Arlington people complain about farm prices (too low), fuel costs (too high), interest rates (ditto), rules and regulations (everywhere) and railroad boxcars (nowhere when you need them).

But they also put Washington in a humbler perspective than it often creates for itself from its own corridors of power -- something on the order of Disneyland East.

"People can be quite ordinary and sensible until they cross the Potomac River," said M. D. Corey, a telephone technician who gave Washington short shrift while talking proudly of Arlington during the Sunday centennial picnic at the town park. "Just let 'em cross the river, and there's some chemical that addles the brain."

Arlington's mayor, G. A. Redman, put it somewhat differently, pointing across the park at what he regarded as visible evidence of Washington folly: a handsome new set of restrooms.

"Would have cost only half as much if we'd built 'em our way," he said. Well, maybe, it wasn't just Washington's rules and red tape that made the little cinderblock building so costly, he conceded. "People blame the government for everything," he explained. "We have to blame someone, and the government's just so easy to blame."

A recurrent theme of conversations at the park was that Arlington may be "50 miles from nowhere," as one resident proudly put it, but it may well be closer to the American mainstream than Washington is.

"The problem is that, back in Washington and New York, they look out over the country and see Chicago and maybe St. Louis and then San Francisco and Los Angeles," said Corey, the telephone man. "They forget that there's anything else out here."

But if they push the farmer hard enough, he'll rebel, Corey continued, and "if you think the oil problem is tough, wait till you hear from the farmers."

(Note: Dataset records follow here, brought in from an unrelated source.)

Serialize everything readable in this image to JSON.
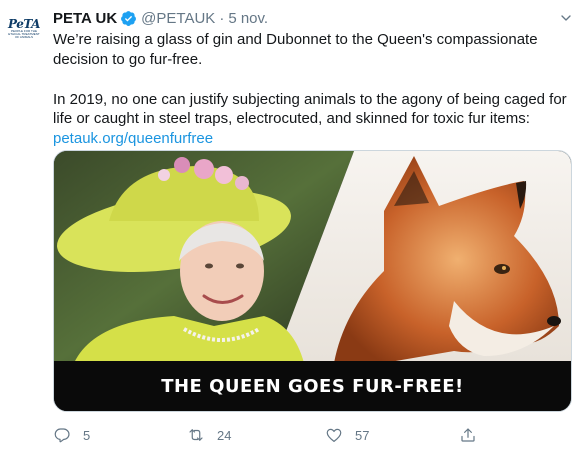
{
  "tweet": {
    "avatar": {
      "logo_text": "PeTA",
      "tagline": "PEOPLE FOR THE ETHICAL TREATMENT OF ANIMALS"
    },
    "display_name": "PETA UK",
    "verified": true,
    "handle": "@PETAUK",
    "separator": "·",
    "date": "5 nov.",
    "paragraph1": "We’re raising a glass of gin and Dubonnet to the Queen's compassionate decision to go fur-free.",
    "paragraph2": "In 2019, no one can justify subjecting animals to the agony of being caged for life or caught in steel traps, electrocuted, and skinned for toxic fur items:",
    "link_text": "petauk.org/queenfurfree",
    "media": {
      "banner_text": "THE QUEEN GOES FUR-FREE!"
    },
    "actions": {
      "reply_count": "5",
      "retweet_count": "24",
      "like_count": "57"
    },
    "icons": {
      "reply": "reply-icon",
      "retweet": "retweet-icon",
      "like": "heart-icon",
      "share": "share-icon",
      "caret": "chevron-down-icon",
      "verified": "verified-badge-icon"
    },
    "colors": {
      "link": "#1b95e0",
      "verified": "#1da1f2",
      "muted": "#657786"
    }
  }
}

Maybe, but not all the farmers agree. "We gripe like hell," said a wheat farmer from just west of Arlington, "but we don't do much about it."

Take, for instance, the embargo on grain shipments to the Soviet Union, which some farm state senators are seeking to have lifted. Farmers are divided, according to Jerry Sturgis, publisher of the Arlington Sun. "Some say it would help with [grain] prices; others say to hell with Russia."

Maybe it was the euphoria of the centennial celebrations -- or the fact that rain had just washed away the latest drought threat -- but the outlook here on a balmy Sunday afternoon appeared a shade more optimistic than most national surveys indicate.

"It could stand some improvement, but it's still a great country to live in," said Arnold Selken, who was tending a stall at a flea market just off the main street, not far from a large cardboard box from which a family was dispensing free puppies to all comers.

Mayor Redman agreed that things are looking pretty good for Arlington despite the endless griping about the weather and farm prices. "But come back in 10 days," he added cheerfully, "and if we haven't had any more rain, you'll find yourself a lot of pessimists in Arlington."